Élaborer un accord sur la non-imposition des investissements
Mieux, «le gouvernement brésilien a mis en place plusieurs mesures visant à faciliter l’insertion des produits brésiliens à l’étranger, en permettant des transactions en monnaies locales, et pas seulement en dollars», ajoute-t-il.
Marcus Vinicius de Freitas abonde dans le même sens en expliquant que «l’implantation des institutions bancaires brésiliennes incitera leurs clients brésiliens à s’installer au Maroc. Banco do Brasil, en particulier, est un acteur essentiel du commerce international brésilien et certainement le plus qualifié pour soutenir les entreprises opérant sur les marchés internationaux».

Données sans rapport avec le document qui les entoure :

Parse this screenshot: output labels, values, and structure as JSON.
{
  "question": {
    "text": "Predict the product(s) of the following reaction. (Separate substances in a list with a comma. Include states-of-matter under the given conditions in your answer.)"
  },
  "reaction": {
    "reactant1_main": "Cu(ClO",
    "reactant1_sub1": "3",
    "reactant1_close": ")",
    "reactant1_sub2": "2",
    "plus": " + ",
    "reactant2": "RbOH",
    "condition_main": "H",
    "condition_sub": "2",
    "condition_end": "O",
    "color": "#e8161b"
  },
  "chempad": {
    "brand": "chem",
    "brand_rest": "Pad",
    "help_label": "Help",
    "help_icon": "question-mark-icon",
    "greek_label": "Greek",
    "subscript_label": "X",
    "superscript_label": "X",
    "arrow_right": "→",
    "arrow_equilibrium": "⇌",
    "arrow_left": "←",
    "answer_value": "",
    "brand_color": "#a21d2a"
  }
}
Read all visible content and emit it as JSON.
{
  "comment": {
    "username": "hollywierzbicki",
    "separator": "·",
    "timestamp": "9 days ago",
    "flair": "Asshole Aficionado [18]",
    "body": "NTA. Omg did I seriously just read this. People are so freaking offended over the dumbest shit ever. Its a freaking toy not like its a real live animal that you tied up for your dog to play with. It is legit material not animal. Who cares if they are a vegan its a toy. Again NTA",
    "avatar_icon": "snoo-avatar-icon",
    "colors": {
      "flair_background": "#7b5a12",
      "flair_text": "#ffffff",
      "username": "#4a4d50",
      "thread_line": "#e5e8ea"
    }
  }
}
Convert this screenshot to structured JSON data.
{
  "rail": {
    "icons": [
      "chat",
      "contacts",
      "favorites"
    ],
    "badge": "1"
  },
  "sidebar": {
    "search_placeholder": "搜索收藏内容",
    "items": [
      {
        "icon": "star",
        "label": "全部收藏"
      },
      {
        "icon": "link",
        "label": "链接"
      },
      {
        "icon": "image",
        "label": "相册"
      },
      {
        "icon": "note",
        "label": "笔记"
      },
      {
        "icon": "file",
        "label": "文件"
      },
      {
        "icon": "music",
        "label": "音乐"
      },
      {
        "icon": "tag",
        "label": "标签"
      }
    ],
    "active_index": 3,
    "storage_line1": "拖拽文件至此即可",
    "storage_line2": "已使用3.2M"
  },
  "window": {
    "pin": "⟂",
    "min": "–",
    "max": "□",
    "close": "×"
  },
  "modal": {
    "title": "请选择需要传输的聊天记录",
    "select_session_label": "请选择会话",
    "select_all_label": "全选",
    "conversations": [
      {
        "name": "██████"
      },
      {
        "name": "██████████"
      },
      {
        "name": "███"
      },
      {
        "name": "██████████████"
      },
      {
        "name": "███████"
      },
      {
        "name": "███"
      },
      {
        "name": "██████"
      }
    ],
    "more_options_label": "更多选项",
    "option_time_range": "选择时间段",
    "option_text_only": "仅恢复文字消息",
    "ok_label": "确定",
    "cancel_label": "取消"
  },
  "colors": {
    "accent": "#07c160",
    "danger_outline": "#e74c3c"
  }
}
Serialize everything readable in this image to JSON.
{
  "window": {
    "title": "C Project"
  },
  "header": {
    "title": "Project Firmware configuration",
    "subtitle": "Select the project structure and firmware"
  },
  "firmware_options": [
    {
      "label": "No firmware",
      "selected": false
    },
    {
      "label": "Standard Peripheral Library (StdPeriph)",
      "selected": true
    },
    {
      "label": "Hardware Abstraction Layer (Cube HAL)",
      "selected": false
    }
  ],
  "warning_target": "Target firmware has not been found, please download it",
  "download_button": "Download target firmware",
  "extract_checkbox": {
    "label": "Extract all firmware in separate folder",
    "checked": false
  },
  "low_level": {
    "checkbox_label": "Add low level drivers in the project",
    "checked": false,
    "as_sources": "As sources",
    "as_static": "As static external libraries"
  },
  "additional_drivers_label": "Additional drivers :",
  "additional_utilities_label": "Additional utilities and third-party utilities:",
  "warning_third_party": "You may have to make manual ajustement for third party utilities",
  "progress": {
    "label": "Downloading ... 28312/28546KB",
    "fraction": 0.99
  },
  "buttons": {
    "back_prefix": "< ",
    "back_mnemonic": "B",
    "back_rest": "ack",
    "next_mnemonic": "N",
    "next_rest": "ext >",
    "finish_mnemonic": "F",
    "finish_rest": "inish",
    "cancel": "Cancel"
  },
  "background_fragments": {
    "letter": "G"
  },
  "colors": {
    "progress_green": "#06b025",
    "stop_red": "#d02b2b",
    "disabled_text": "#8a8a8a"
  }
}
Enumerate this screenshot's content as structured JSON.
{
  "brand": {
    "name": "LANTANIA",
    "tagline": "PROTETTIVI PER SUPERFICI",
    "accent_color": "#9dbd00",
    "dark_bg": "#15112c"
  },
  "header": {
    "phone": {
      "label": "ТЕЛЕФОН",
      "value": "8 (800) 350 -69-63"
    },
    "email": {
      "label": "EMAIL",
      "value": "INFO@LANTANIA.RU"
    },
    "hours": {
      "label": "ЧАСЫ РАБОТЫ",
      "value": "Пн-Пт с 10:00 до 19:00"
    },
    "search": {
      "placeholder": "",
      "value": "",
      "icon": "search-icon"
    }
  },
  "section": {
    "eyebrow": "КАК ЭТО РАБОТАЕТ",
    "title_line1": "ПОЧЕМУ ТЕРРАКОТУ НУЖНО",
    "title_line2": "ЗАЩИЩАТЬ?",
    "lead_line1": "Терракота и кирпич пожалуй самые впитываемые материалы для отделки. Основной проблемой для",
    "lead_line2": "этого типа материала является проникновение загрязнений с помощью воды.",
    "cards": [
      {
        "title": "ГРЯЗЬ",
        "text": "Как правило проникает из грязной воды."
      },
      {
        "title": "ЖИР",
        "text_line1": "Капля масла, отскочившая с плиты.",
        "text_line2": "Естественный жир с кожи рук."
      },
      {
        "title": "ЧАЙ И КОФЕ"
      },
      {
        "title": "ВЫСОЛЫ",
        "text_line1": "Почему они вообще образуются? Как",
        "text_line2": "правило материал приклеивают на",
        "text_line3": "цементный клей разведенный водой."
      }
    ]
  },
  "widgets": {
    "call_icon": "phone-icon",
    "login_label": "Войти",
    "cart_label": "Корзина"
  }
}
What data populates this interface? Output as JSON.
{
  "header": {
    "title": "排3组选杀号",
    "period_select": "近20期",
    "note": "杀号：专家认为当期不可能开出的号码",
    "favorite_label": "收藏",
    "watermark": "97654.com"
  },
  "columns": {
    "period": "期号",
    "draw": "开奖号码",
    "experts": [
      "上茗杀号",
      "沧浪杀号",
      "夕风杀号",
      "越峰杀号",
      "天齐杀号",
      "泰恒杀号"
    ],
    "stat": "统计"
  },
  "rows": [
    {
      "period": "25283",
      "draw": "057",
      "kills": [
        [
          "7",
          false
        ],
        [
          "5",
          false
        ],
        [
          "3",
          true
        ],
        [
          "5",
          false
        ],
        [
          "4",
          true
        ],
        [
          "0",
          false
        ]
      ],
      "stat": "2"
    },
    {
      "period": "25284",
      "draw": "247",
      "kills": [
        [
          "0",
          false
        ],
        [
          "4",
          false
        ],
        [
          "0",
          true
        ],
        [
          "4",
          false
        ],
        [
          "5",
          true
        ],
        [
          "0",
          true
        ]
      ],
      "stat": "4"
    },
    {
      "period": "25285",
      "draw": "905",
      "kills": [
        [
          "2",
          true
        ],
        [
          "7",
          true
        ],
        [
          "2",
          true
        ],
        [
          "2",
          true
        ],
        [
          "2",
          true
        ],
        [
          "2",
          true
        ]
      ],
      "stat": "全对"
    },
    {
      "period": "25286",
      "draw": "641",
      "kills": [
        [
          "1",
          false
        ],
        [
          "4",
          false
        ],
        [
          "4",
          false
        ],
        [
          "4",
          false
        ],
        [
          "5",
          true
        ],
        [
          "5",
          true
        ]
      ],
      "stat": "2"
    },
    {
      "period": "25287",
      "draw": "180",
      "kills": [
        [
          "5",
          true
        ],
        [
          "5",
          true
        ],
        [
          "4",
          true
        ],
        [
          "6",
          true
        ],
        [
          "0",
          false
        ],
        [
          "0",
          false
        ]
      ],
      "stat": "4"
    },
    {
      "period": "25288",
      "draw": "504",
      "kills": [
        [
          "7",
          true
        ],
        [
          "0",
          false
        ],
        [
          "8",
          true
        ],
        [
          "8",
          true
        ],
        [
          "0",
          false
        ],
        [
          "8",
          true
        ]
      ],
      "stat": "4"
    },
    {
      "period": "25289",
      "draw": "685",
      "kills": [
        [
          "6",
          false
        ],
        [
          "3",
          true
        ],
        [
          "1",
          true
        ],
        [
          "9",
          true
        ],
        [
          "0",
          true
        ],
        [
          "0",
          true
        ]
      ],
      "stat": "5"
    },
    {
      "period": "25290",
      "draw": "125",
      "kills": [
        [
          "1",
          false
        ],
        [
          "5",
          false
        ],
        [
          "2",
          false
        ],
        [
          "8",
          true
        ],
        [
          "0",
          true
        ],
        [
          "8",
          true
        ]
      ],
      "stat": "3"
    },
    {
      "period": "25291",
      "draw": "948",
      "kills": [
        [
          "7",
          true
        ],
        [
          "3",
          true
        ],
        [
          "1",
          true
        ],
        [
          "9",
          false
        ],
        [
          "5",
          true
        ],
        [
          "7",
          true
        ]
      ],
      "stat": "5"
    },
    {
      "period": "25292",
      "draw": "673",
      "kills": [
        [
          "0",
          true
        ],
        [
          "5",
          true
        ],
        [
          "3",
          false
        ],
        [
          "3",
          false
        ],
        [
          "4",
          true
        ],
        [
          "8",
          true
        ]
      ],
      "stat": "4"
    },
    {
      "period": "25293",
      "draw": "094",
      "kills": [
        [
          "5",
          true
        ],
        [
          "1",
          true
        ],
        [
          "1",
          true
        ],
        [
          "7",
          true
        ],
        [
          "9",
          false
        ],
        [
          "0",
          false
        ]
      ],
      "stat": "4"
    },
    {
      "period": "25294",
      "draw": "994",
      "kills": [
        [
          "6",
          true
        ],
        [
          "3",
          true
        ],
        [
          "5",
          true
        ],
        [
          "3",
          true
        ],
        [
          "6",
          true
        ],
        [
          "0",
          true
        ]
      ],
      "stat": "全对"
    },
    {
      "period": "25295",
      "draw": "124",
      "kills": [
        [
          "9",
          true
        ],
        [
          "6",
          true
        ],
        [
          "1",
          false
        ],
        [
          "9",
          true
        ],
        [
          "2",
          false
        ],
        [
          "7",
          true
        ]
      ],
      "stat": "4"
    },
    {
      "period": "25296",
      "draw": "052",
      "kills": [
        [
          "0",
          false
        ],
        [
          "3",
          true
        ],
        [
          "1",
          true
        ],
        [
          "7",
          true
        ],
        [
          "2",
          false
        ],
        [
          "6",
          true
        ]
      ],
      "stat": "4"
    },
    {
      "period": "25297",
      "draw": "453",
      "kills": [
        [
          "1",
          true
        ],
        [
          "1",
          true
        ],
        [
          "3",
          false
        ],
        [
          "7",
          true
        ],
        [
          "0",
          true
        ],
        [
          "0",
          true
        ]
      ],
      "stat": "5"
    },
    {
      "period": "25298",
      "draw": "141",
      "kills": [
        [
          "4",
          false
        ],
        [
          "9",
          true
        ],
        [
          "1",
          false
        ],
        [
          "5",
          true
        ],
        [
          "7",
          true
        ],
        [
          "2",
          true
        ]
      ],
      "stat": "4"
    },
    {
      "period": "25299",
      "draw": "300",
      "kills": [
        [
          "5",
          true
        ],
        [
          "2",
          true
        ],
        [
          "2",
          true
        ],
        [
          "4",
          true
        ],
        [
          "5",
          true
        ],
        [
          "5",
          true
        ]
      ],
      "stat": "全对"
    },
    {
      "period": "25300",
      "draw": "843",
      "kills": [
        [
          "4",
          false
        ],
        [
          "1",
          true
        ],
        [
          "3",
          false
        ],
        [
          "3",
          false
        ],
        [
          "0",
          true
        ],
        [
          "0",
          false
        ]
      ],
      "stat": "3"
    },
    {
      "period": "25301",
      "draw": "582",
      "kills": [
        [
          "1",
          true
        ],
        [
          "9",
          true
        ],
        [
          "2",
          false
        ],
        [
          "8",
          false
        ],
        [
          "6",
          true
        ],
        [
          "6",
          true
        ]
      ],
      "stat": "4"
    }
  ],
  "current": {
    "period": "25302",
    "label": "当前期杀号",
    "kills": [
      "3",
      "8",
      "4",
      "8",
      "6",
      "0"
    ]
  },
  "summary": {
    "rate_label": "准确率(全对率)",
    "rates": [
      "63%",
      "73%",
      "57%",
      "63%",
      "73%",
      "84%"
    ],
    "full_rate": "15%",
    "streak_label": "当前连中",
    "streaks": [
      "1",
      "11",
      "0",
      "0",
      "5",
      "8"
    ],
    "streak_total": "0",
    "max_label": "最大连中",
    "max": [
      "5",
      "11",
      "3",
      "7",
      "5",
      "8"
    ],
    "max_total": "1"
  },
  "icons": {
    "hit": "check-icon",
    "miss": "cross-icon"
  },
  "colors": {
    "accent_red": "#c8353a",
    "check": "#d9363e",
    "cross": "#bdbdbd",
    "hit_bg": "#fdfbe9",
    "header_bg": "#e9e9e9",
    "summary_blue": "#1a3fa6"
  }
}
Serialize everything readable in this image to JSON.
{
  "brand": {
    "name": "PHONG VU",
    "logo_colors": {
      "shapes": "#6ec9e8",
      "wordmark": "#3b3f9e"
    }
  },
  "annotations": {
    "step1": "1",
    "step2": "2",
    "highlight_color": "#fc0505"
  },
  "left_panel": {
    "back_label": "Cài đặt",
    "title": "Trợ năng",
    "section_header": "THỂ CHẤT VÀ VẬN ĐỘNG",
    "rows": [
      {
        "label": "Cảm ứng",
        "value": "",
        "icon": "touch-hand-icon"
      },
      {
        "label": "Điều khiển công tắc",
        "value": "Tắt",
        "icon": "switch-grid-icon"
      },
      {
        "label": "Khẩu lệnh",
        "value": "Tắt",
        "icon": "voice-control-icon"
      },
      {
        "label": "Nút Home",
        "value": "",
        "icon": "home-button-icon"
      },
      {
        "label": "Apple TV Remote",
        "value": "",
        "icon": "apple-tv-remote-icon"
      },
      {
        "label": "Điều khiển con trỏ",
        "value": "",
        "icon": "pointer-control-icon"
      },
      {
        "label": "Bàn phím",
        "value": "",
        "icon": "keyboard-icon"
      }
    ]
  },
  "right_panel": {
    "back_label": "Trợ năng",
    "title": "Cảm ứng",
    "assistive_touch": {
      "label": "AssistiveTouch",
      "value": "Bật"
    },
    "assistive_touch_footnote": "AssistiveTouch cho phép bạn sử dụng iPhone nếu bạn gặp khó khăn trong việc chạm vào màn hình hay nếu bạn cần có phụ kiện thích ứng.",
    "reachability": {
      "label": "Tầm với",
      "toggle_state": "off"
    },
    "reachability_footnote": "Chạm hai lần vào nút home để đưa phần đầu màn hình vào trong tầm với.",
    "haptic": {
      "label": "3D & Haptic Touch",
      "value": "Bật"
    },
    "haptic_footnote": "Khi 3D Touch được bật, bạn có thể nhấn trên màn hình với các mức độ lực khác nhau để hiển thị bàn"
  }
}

De l’avis de Tamer Mansour, l’élaboration d’un accord sur la non-imposition des investissements pourrait faciliter l’implantation de grandes entreprises brésiliennes opérant dans le secteur agroalimentaire au Maroc. Qui plus est, le Royaume constitue, selon lui, un endroit stratégique qui leur permettra de tirer profit des avantages de l’accord de libre-échange signé avec l’Union européenne, pour accéder à un marché européen totalisant plus de 400 millions de consommateurs potentiels. «Si ces paramètres sont pris en compte, avec des mesures de facilitation dans l’accord de libre-échange actuellement en discussion, les conditions seront réunies pour que les deux pays construisent une relation encore plus stratégique qui favorisera un développement mutuel, dans un avenir proche», prédit l’expert.